We worked in a former storage closet that was just big enough to fit two desks and chairs with two feet of space between our backs and she talked at me all day every day. We had no other coworkers on site and for a while, right after I got hired, we didn’t even have a boss because the non-profit we worked for had been taken over by a larger non-profit who took a long time to get around to finding us a supervisor. And when I last saw her, she was well on her way toward graudating with a social work degree from a well known institution, which is completely terrifying.
Strangely, I think it might have been because of her that I first heard about fat activism. She was reading some news website, and exclaimed that she couldn’t believe there were actually people who thought it was ok to be fat. While she proceeded to voice her horror at this in what must have been a 15 minute monologue, I looked up the article and felt an overwhelming sense of hope. I’m not completely sure if that was the first time I heard about fat activism, but it was certainly early in that development.

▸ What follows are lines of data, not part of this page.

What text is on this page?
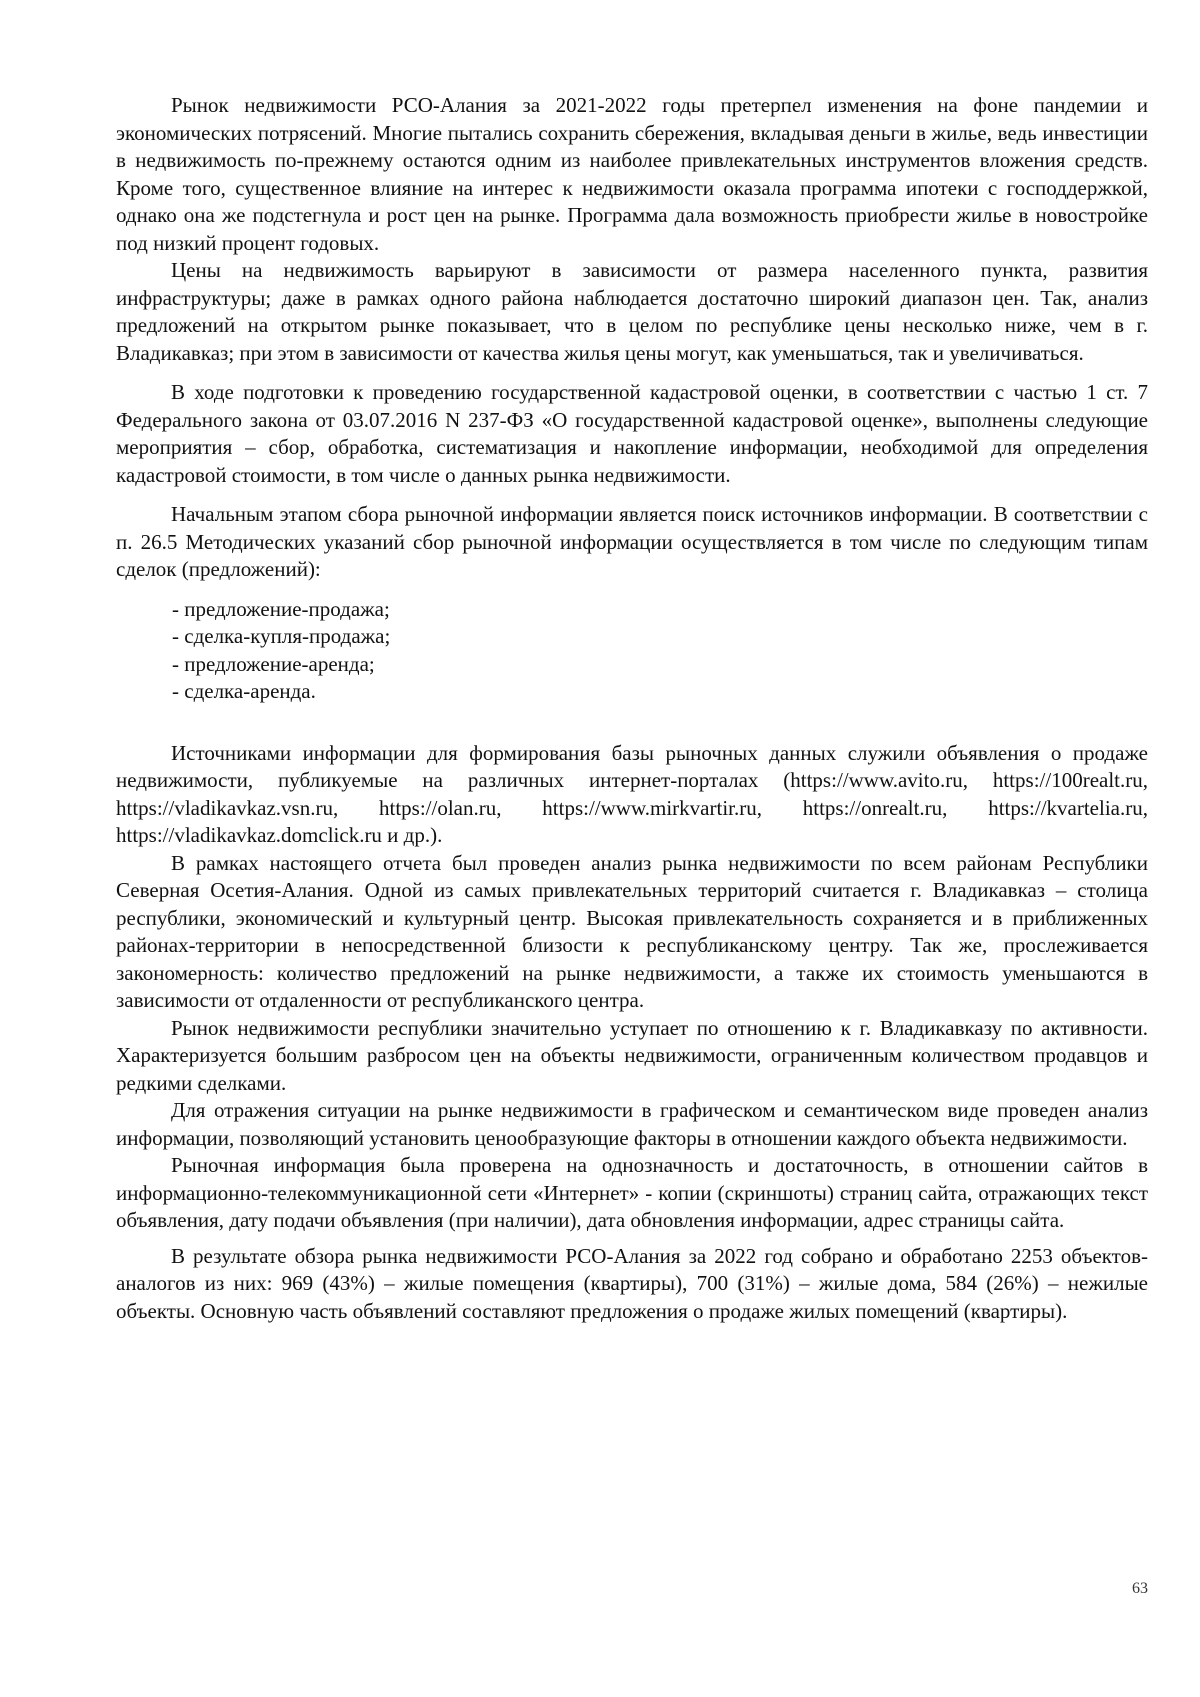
Рынок недвижимости РСО-Алания за 2021-2022 годы претерпел изменения на фоне пандемии и экономических потрясений. Многие пытались сохранить сбережения, вкладывая деньги в жилье, ведь инвестиции в недвижимость по-прежнему остаются одним из наиболее привлекательных инструментов вложения средств. Кроме того, существенное влияние на интерес к недвижимости оказала программа ипотеки с господдержкой, однако она же подстегнула и рост цен на рынке. Программа дала возможность приобрести жилье в новостройке под низкий процент годовых.

Цены на недвижимость варьируют в зависимости от размера населенного пункта, развития инфраструктуры; даже в рамках одного района наблюдается достаточно широкий диапазон цен. Так, анализ предложений на открытом рынке показывает, что в целом по республике цены несколько ниже, чем в г. Владикавказ; при этом в зависимости от качества жилья цены могут, как уменьшаться, так и увеличиваться.

В ходе подготовки к проведению государственной кадастровой оценки, в соответствии с частью 1 ст. 7 Федерального закона от 03.07.2016 N 237-ФЗ «О государственной кадастровой оценке», выполнены следующие мероприятия – сбор, обработка, систематизация и накопление информации, необходимой для определения кадастровой стоимости, в том числе о данных рынка недвижимости.

Начальным этапом сбора рыночной информации является поиск источников информации. В соответствии с п. 26.5 Методических указаний сбор рыночной информации осуществляется в том числе по следующим типам сделок (предложений):

- предложение-продажа;
- сделка-купля-продажа;
- предложение-аренда;
- сделка-аренда.

Источниками информации для формирования базы рыночных данных служили объявления о продаже недвижимости, публикуемые на различных интернет-порталах (https://www.avito.ru, https://100realt.ru, https://vladikavkaz.vsn.ru, https://olan.ru, https://www.mirkvartir.ru, https://onrealt.ru, https://kvartelia.ru, https://vladikavkaz.domclick.ru и др.).

В рамках настоящего отчета был проведен анализ рынка недвижимости по всем районам Республики Северная Осетия-Алания. Одной из самых привлекательных территорий считается г. Владикавказ – столица республики, экономический и культурный центр. Высокая привлекательность сохраняется и в приближенных районах-территории в непосредственной близости к республиканскому центру. Так же, прослеживается закономерность: количество предложений на рынке недвижимости, а также их стоимость уменьшаются в зависимости от отдаленности от республиканского центра.

Рынок недвижимости республики значительно уступает по отношению к г. Владикавказу по активности. Характеризуется большим разбросом цен на объекты недвижимости, ограниченным количеством продавцов и редкими сделками.

Для отражения ситуации на рынке недвижимости в графическом и семантическом виде проведен анализ информации, позволяющий установить ценообразующие факторы в отношении каждого объекта недвижимости.

Рыночная информация была проверена на однозначность и достаточность, в отношении сайтов в информационно-телекоммуникационной сети «Интернет» - копии (скриншоты) страниц сайта, отражающих текст объявления, дату подачи объявления (при наличии), дата обновления информации, адрес страницы сайта.

В результате обзора рынка недвижимости РСО-Алания за 2022 год собрано и обработано 2253 объектов-аналогов из них: 969 (43%) – жилые помещения (квартиры), 700 (31%) – жилые дома, 584 (26%) – нежилые объекты. Основную часть объявлений составляют предложения о продаже жилых помещений (квартиры).

63
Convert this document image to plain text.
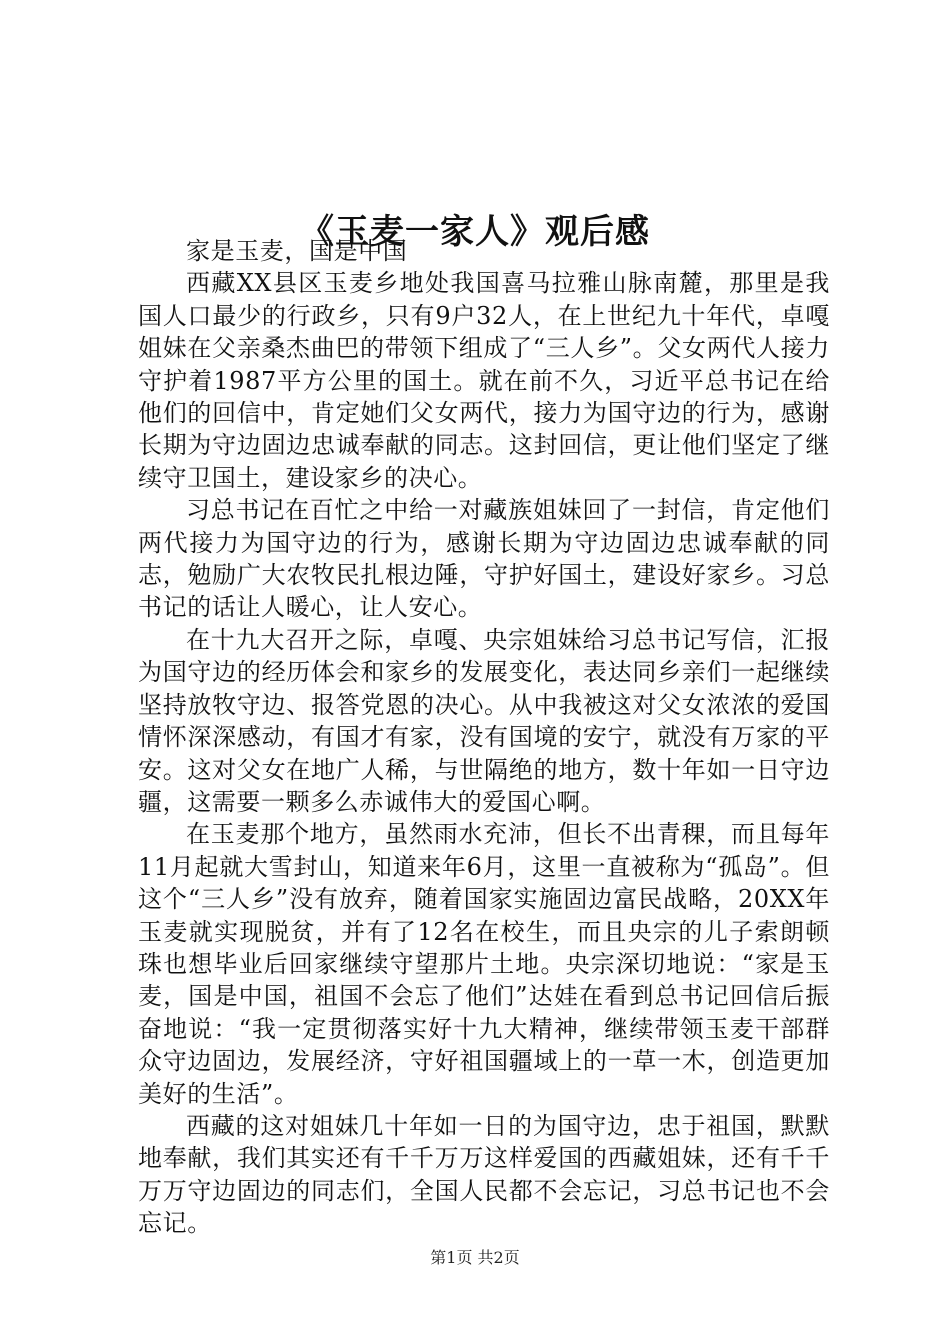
《玉麦一家人》观后感

家是玉麦，国是中国

西藏XX县区玉麦乡地处我国喜马拉雅山脉南麓，那里是我国人口最少的行政乡，只有9户32人，在上世纪九十年代，卓嘎姐妹在父亲桑杰曲巴的带领下组成了“三人乡”。父女两代人接力守护着1987平方公里的国土。就在前不久，习近平总书记在给他们的回信中，肯定她们父女两代，接力为国守边的行为，感谢长期为守边固边忠诚奉献的同志。这封回信，更让他们坚定了继续守卫国土，建设家乡的决心。

习总书记在百忙之中给一对藏族姐妹回了一封信，肯定他们两代接力为国守边的行为，感谢长期为守边固边忠诚奉献的同志，勉励广大农牧民扎根边陲，守护好国土，建设好家乡。习总书记的话让人暖心，让人安心。

在十九大召开之际，卓嘎、央宗姐妹给习总书记写信，汇报为国守边的经历体会和家乡的发展变化，表达同乡亲们一起继续坚持放牧守边、报答党恩的决心。从中我被这对父女浓浓的爱国情怀深深感动，有国才有家，没有国境的安宁，就没有万家的平安。这对父女在地广人稀，与世隔绝的地方，数十年如一日守边疆，这需要一颗多么赤诚伟大的爱国心啊。

在玉麦那个地方，虽然雨水充沛，但长不出青稞，而且每年11月起就大雪封山，知道来年6月，这里一直被称为“孤岛”。但这个“三人乡”没有放弃，随着国家实施固边富民战略，20XX年玉麦就实现脱贫，并有了12名在校生，而且央宗的儿子索朗顿珠也想毕业后回家继续守望那片土地。央宗深切地说：“家是玉麦，国是中国，祖国不会忘了他们”达娃在看到总书记回信后振奋地说：“我一定贯彻落实好十九大精神，继续带领玉麦干部群众守边固边，发展经济，守好祖国疆域上的一草一木，创造更加美好的生活”。

西藏的这对姐妹几十年如一日的为国守边，忠于祖国，默默地奉献，我们其实还有千千万万这样爱国的西藏姐妹，还有千千万万守边固边的同志们，全国人民都不会忘记，习总书记也不会忘记。

第1页 共2页
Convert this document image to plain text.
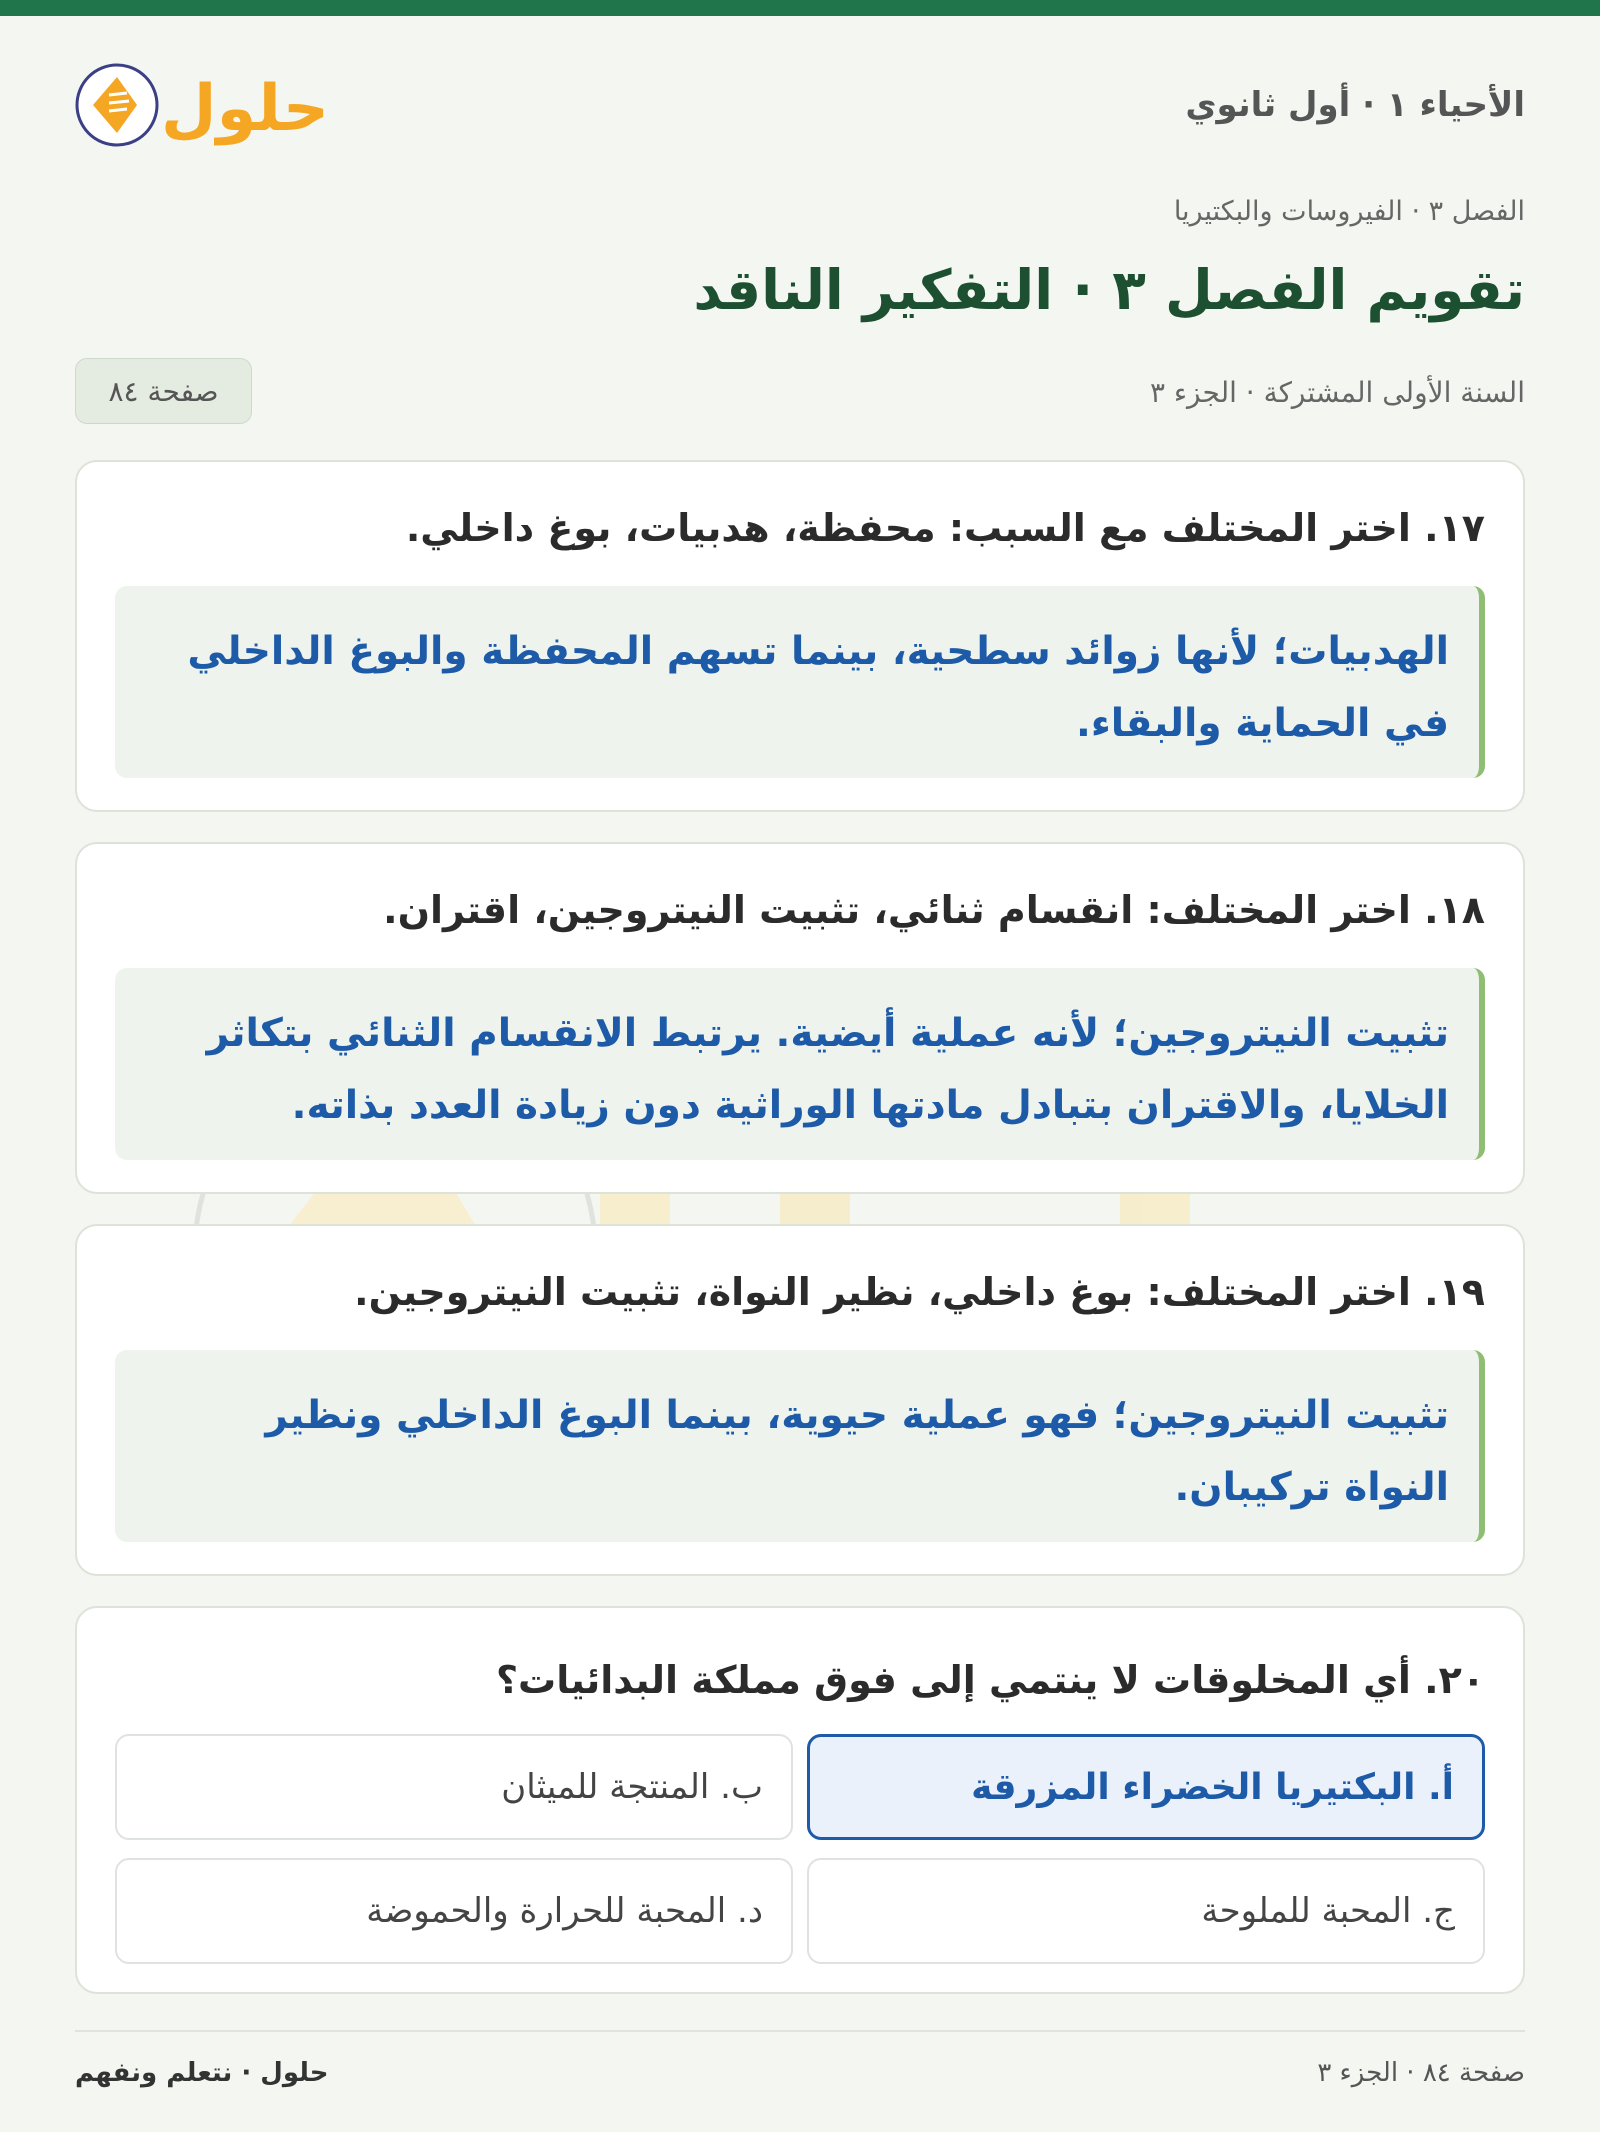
الأحياء ١ · أول ثانوي
حلول
الفصل ٣ · الفيروسات والبكتيريا
تقويم الفصل ٣ · التفكير الناقد
السنة الأولى المشتركة · الجزء ٣
صفحة ٨٤
١٧. اختر المختلف مع السبب: محفظة، هدبيات، بوغ داخلي.
الهدبيات؛ لأنها زوائد سطحية، بينما تسهم المحفظة والبوغ الداخلي في الحماية والبقاء.
١٨. اختر المختلف: انقسام ثنائي، تثبيت النيتروجين، اقتران.
تثبيت النيتروجين؛ لأنه عملية أيضية. يرتبط الانقسام الثنائي بتكاثر الخلايا، والاقتران بتبادل مادتها الوراثية دون زيادة العدد بذاته.
١٩. اختر المختلف: بوغ داخلي، نظير النواة، تثبيت النيتروجين.
تثبيت النيتروجين؛ فهو عملية حيوية، بينما البوغ الداخلي ونظير النواة تركيبان.
٢٠. أي المخلوقات لا ينتمي إلى فوق مملكة البدائيات؟
أ. البكتيريا الخضراء المزرقة
ب. المنتجة للميثان
ج. المحبة للملوحة
د. المحبة للحرارة والحموضة
صفحة ٨٤ · الجزء ٣
حلول · نتعلم ونفهم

The only reason I told her I would be quitting smoking after new years is that I was worried I would no longer be able to contain my hatred of her if she kept talking at me all the time, so I was (nicely) requesting that she be quieter in the first few weeks. She looked at me very earnestly, leaned forward to touch my knee, and said (as I said before), “Make sure you don’t gain weight now that you’re not smoking, because that would CLEARLY be REALLY bad.” When, flabbergasted, I told her that I wasn’t going to discuss this with her, she told me she was just being a good social worker. Which is even worse because it means she couldn’t differentiate me from a client and she thought that would make good social work!
I was thinking about all of this because as awful as quitting smoking feels this time, I keep telling myself that it could be so much worse. I could have to go in to work with her tomorrow.